Thursday, November 18, 2010

Still Bill

Was reading something about Bill Withers the other day, and came across this great interview with the man in the UK Telegraph from August this year. It's a fantastic read.

"... So why has Bill Withers not released any new music since 1985? A fascinating new documentary, Still Bill, offers clues without quite getting under his skin. In one of the film’s candid moments, he plays a few sombre chords on the piano, turns to the camera and says, ‘Thoreau said most men live lives of quiet desperation. I would like to know how it feels for my desperation to get louder.’

"... Songs like Grandma’s Hands brought warmth, intimacy and simplicity to a bombastic music scene. Withers recalls A&R men telling him he should copy James Brown, and use some horns, female singers and a driving backbeat. In short, they were telling him to sound more ‘black’ if he wanted to sell records. ‘Blaxperts, I call ’em. That’s the white guys who are supposed to have some kind of tap into your black psyche.’

Equally, he is under no illusion about the Back-to-Africa pose certain artists adopted during the same period. Withers was part of the star-studded cast that travelled to Kinshasa, Zaire, in October 1974 to give a pre-fight concert for the Ali-Foreman ‘Rumble in the Jungle’. His performance is one of the standouts of the resulting documentary, Soul Power. Did it feel like a historic event? ‘No. It was two big guys going to fight each other at four o’clock in the morning. It wasn’t this great intellectual pursuit. And there’s a certain reality to going someplace where there’s a dictator. You notice the disparity in the wealth.’

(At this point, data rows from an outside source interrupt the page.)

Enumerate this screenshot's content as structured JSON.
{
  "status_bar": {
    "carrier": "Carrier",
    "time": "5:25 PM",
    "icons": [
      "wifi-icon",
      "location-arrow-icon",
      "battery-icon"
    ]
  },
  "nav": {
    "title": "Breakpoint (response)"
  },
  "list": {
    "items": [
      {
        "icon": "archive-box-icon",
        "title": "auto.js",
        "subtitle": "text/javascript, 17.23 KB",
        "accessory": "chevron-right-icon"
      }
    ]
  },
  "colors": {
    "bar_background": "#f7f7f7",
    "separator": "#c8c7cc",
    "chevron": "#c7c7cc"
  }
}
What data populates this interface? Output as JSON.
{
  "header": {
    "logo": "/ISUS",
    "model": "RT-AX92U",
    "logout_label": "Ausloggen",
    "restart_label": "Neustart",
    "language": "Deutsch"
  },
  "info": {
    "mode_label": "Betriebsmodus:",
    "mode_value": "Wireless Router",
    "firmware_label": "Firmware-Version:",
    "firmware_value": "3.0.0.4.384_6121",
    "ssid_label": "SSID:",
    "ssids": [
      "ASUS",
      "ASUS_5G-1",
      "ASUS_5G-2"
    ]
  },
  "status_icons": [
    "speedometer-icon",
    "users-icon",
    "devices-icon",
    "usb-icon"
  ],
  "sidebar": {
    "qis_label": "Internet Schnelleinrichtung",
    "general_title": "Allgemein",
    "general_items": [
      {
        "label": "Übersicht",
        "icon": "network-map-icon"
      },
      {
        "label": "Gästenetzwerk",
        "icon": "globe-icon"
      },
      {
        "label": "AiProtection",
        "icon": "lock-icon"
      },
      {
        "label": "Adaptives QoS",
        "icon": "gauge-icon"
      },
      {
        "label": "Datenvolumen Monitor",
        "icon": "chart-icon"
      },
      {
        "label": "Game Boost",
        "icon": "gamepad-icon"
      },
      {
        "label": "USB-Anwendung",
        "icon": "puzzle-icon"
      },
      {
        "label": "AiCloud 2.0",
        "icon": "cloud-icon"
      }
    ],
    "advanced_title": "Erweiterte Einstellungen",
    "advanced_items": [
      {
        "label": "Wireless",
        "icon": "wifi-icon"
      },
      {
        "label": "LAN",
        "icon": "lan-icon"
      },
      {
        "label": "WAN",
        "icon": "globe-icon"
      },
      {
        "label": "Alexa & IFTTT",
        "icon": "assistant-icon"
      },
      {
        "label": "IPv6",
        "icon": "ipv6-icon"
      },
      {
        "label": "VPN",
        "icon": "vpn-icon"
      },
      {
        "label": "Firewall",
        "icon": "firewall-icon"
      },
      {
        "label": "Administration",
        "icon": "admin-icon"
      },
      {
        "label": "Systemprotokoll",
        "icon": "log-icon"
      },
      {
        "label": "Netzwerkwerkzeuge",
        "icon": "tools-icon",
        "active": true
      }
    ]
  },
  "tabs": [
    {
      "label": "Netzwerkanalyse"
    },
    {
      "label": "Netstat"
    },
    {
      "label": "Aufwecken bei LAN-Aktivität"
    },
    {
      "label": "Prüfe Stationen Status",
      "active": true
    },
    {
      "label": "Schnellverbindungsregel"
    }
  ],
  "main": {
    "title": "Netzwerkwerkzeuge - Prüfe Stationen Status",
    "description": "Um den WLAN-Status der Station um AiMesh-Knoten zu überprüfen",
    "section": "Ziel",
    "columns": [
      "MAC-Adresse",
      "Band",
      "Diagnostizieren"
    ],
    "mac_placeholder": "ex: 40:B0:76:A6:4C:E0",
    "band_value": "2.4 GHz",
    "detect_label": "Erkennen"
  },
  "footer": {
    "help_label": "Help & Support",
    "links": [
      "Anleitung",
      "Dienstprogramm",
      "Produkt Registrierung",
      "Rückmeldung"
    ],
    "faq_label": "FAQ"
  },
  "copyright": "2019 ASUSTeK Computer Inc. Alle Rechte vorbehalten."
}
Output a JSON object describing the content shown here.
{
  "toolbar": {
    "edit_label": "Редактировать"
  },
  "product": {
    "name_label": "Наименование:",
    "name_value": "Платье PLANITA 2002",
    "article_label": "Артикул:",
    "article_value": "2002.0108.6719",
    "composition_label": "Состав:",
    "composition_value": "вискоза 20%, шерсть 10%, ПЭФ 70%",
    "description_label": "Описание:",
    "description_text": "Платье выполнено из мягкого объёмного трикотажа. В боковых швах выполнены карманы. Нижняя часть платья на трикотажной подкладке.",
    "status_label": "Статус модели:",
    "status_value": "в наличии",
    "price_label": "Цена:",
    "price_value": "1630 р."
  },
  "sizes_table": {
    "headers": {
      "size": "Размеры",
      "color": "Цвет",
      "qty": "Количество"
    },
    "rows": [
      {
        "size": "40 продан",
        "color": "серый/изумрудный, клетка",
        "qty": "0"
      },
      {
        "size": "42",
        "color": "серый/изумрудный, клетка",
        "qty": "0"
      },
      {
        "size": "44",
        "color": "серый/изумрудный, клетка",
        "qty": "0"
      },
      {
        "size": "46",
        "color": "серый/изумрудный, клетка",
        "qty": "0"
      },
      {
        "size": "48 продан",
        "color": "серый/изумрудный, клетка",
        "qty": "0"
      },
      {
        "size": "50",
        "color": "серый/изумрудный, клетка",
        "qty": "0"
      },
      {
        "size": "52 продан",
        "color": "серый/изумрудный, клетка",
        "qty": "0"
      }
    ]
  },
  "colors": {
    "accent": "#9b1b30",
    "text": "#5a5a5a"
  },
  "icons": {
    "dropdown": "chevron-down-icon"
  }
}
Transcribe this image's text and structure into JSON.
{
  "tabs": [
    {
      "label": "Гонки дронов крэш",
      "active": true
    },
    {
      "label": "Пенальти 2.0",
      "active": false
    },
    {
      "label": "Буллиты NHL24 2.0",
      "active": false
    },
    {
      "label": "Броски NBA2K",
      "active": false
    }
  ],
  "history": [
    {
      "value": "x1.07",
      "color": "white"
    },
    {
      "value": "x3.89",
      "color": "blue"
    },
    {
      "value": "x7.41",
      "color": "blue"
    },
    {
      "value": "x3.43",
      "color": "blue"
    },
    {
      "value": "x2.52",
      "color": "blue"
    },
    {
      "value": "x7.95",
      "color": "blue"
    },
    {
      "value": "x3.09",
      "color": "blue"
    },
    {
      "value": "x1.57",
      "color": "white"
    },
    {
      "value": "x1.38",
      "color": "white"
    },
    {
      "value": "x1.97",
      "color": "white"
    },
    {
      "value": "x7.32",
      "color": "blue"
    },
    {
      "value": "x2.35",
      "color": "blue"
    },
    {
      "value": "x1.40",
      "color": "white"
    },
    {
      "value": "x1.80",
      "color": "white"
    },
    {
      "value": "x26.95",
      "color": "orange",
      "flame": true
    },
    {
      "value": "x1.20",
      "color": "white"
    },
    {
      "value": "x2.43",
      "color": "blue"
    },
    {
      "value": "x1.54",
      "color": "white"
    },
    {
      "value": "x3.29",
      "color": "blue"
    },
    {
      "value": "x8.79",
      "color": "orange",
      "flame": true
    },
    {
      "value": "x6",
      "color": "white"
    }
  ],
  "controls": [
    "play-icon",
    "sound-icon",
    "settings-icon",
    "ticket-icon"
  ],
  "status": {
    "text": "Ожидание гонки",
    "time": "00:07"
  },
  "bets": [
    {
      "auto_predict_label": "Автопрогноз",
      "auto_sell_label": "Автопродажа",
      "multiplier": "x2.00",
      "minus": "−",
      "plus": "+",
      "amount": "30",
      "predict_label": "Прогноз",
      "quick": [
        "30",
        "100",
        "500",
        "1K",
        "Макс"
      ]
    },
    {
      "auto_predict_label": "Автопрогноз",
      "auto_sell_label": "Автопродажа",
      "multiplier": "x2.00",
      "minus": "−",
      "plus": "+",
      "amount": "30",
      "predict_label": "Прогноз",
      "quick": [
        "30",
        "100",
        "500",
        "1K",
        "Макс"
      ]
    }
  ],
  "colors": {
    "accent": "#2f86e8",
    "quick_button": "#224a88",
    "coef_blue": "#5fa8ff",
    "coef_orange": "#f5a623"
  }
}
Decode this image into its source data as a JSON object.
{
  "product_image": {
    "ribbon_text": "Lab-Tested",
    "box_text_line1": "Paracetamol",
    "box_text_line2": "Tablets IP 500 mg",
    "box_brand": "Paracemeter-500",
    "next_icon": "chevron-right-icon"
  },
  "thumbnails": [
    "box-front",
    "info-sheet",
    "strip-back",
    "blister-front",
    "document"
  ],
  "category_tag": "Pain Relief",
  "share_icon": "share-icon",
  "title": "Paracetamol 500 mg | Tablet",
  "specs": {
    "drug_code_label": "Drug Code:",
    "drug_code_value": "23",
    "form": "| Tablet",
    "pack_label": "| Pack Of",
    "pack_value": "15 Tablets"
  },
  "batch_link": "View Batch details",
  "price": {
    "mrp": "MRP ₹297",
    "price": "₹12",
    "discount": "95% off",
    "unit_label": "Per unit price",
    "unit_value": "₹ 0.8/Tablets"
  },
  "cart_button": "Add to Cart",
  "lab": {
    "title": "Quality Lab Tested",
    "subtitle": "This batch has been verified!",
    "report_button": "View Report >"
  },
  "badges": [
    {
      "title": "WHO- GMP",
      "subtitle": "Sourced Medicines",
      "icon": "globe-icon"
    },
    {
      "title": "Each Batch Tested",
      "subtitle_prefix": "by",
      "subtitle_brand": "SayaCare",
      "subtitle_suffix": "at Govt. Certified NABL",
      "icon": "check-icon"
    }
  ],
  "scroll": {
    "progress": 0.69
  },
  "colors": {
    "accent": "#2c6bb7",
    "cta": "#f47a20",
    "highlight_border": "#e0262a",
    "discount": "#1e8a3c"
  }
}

Well, I say, at the time there was a lot of hype about African-American artists discovering their roots. He chuckles. ‘Awwww, come on, man. It wasn’t a great historical moment. Interesting, but that was that. No great spiritual experience. Mostly what everybody found out was: we had been shaped and transformed by American culture and the history we had here, and they had been shaped by whoever colonised their place. They weren’t speaking any African languages. We were speaking English and they were speaking French. How African is that?’